Finland’s problem is not directly comparable to the mass migrations of workers in the past, driven by vast demographic, political and economic upheaval from the likes of the world wars. It is also not the same as the ongoing worldwide migration that we see from poorer to better off countries – which sadly now includes the likes of Spain and Greece.
Instead, it speaks to larger structural changes in the postwar welfare state. Everything from retiring baby boomers to the rising cost of healthcare to the economic crisis have forced the Finnish state to cut back. The damage to the economy and the education system has encouraged young people to move abroad.
Several high-profile academics have left Finland in protest at the circa €500m (£439m) cuts to higher education. Echoing this, we found that the likelihood of emigrants returning is down most sharply among PhD holders – a decrease of 36 percentage points since 2006. These academics tended to point to a direct correlation between cuts to education and their attitude to working in Finland. With other sectors, we found the same kind of attitudes.
This illustrates that in the end, the question of returning home boils down to employment. And as Finland celebrates 100 years of independence, most respondents felt that the experience they have acquired abroad won’t translate into better employment back home.
The greater threat
Small welfare states like Finland are more dependent on their educated workforce than more market-driven countries. If they don’t educate enough new people or recruit them from elsewhere, it will create structural problems for the welfare economy such as the loss of foreign investment.
And in a system that is heavily funded by the central government, cutbacks affect everyone much more than in a country where government spending is more concentrated on the poorest. This increases the chances of the most talented people leaving, which in turn risks undermining the country’s networks of knowledge and productive social relationships – often described as social capital. This forms the foundation of the whole welfare regime and acts as a buffer against external shocks, so there is a risk of system-wide effects.
Coupled with further pressure on the welfare state from the ageing population, these developments have the potential to spiral irreversibly. We can liken this to oil leaking from an engine: it does not affect the machinery immediately, but over time it could damage it beyond repair.
What then is the solution? In 16 follow-up interviews, we found our young professional respondents remained tremendously proud of the Finnish welfare regime and worried about it. They might have been drawn overseas, but they still very much believed in the system from which they had come.

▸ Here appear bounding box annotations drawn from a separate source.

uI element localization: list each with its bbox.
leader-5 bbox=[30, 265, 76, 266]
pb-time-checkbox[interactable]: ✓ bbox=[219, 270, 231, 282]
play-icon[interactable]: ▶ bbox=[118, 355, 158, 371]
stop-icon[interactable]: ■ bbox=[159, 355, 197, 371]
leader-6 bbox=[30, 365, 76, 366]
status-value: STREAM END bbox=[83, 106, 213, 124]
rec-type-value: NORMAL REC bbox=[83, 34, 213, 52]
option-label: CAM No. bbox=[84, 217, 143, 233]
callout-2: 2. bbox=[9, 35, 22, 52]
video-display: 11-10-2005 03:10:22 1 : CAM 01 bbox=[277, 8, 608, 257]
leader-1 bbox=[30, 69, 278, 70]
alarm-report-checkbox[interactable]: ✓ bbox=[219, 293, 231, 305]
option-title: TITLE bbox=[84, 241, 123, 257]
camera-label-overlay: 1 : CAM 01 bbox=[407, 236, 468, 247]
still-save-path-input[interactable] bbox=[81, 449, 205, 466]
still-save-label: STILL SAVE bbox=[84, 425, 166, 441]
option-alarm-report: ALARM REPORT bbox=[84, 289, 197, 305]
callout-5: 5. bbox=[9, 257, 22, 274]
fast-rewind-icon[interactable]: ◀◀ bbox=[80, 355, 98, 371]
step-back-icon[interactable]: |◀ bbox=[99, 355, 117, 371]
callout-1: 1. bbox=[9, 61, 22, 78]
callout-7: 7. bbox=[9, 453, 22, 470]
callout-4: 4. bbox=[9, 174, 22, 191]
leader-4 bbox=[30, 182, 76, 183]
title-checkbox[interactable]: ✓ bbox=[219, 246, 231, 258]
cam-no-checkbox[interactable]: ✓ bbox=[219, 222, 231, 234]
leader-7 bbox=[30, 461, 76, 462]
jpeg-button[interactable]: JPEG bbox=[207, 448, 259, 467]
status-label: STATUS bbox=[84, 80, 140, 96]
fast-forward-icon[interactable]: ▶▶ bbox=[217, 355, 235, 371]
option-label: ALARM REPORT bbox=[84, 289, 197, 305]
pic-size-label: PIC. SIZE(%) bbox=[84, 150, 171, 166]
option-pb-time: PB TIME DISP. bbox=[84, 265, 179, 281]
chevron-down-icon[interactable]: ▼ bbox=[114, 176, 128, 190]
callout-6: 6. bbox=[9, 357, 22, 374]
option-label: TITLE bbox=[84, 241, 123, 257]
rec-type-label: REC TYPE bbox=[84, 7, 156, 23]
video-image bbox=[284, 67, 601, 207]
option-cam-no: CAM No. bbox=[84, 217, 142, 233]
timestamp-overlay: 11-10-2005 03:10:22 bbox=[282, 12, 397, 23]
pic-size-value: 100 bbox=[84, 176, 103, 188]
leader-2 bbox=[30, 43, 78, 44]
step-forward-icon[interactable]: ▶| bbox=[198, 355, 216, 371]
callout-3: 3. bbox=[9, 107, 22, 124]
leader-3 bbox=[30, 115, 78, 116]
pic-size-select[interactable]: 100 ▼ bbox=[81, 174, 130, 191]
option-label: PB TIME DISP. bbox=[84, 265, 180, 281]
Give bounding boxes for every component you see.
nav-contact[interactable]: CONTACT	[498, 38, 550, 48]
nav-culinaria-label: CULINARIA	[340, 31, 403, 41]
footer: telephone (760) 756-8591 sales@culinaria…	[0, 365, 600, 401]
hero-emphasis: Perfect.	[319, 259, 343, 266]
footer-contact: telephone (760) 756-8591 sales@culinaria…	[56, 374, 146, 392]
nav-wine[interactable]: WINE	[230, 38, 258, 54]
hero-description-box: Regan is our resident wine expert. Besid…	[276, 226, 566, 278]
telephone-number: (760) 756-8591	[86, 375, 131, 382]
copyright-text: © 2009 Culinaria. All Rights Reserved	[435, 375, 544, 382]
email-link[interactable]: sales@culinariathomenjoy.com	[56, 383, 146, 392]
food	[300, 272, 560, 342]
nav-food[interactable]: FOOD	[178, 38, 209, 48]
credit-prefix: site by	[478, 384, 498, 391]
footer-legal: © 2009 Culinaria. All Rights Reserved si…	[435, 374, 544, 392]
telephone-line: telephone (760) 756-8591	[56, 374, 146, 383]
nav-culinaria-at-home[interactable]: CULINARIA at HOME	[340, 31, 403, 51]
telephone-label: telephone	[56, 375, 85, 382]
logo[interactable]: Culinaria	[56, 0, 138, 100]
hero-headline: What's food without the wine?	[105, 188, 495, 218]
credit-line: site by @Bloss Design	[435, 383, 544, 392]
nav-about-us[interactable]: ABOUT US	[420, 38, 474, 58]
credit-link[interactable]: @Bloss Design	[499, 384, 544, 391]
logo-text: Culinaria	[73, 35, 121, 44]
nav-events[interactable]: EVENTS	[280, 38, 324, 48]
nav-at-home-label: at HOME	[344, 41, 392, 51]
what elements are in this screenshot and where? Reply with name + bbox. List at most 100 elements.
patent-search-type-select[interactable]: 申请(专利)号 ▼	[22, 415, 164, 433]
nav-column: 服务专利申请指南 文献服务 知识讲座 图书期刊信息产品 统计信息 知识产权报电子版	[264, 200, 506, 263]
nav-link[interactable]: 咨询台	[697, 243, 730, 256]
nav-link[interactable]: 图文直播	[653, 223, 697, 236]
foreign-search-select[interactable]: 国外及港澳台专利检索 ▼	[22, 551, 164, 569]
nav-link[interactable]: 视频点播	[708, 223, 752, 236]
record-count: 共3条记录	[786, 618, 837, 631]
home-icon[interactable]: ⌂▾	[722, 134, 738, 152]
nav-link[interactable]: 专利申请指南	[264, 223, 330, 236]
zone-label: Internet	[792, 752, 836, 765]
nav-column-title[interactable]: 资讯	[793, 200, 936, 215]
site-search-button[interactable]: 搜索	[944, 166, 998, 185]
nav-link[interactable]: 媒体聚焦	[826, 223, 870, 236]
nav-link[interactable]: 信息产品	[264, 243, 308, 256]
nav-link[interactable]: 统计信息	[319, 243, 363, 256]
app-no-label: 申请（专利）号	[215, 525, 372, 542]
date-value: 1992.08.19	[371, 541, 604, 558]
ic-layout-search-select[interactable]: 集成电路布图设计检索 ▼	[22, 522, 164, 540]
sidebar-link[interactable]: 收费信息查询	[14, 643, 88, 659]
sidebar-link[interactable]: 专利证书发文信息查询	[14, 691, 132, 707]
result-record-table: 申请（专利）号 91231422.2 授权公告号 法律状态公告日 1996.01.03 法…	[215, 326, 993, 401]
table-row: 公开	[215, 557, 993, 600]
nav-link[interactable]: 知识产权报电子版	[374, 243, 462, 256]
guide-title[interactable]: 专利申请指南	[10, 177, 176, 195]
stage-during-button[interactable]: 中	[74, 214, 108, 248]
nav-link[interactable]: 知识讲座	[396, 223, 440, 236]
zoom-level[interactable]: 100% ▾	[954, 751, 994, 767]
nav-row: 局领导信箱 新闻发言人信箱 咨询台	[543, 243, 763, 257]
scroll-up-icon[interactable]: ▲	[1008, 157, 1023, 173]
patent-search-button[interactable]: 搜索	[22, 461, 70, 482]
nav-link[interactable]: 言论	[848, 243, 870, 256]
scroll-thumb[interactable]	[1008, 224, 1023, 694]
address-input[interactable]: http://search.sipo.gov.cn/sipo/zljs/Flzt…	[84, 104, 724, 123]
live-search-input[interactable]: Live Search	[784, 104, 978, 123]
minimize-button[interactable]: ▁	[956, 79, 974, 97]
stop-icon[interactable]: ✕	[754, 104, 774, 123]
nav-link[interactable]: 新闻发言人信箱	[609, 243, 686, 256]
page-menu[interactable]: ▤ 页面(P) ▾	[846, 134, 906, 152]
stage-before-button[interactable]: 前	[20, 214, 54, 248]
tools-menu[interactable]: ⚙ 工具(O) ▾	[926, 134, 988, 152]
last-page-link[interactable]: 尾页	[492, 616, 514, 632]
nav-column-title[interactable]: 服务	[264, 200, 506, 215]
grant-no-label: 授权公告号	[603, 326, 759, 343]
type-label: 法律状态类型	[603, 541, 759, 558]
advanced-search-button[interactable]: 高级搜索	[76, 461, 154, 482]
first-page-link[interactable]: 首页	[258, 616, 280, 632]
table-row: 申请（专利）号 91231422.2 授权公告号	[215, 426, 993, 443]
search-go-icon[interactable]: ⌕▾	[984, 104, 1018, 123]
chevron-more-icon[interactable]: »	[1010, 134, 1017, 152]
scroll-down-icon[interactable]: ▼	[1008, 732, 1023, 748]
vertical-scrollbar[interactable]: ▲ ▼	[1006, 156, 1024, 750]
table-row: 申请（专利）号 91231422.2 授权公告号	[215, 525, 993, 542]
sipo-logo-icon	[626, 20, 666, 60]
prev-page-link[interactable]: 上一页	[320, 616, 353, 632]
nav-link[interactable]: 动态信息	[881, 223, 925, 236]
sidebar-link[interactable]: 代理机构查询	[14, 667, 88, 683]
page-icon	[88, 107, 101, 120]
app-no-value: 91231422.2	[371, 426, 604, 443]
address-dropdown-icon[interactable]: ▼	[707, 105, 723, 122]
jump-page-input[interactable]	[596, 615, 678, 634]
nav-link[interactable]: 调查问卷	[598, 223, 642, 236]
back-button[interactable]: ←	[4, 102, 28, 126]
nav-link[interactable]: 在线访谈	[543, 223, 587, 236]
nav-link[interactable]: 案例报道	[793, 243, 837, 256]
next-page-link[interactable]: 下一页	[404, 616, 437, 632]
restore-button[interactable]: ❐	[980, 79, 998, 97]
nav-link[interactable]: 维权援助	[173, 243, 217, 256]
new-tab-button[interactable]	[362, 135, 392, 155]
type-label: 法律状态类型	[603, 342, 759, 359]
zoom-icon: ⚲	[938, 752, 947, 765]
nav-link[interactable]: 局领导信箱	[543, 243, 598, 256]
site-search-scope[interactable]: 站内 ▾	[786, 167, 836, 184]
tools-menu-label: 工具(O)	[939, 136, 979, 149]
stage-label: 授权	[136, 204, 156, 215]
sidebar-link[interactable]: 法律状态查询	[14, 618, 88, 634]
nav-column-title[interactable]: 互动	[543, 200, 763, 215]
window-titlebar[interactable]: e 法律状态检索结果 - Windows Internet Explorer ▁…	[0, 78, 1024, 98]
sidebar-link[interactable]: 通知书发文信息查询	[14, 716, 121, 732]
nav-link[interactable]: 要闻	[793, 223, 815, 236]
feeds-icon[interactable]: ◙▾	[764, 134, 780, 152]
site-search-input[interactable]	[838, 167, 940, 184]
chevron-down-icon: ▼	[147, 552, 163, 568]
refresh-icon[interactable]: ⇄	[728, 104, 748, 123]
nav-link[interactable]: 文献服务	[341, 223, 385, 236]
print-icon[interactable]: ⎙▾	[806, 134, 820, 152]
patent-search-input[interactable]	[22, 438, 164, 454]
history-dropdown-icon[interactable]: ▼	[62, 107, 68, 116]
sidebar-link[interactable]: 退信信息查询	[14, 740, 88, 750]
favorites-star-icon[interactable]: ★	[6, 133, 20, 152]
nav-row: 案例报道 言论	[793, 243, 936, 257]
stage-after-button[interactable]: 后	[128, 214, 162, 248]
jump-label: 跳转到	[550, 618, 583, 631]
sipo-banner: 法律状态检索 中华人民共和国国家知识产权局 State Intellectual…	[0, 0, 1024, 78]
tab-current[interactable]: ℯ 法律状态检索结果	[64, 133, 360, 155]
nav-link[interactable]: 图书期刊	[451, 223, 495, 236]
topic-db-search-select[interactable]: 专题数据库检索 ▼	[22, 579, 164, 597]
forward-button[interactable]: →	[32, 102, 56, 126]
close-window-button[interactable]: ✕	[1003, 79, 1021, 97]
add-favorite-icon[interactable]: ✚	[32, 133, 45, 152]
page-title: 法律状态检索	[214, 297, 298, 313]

This points to the possibility of new forms of solidarity and welfarism that might yet somehow benefit countries like Finland. Tapping into this requires thinking beyond the nation state, create new transnational welfare regimes either by reaching out to emigrants or by cooperating with similar countries. This would of course be a radical shift. It may be necessary to prevent this brain drain problem from turning into a full-blown catastrophe.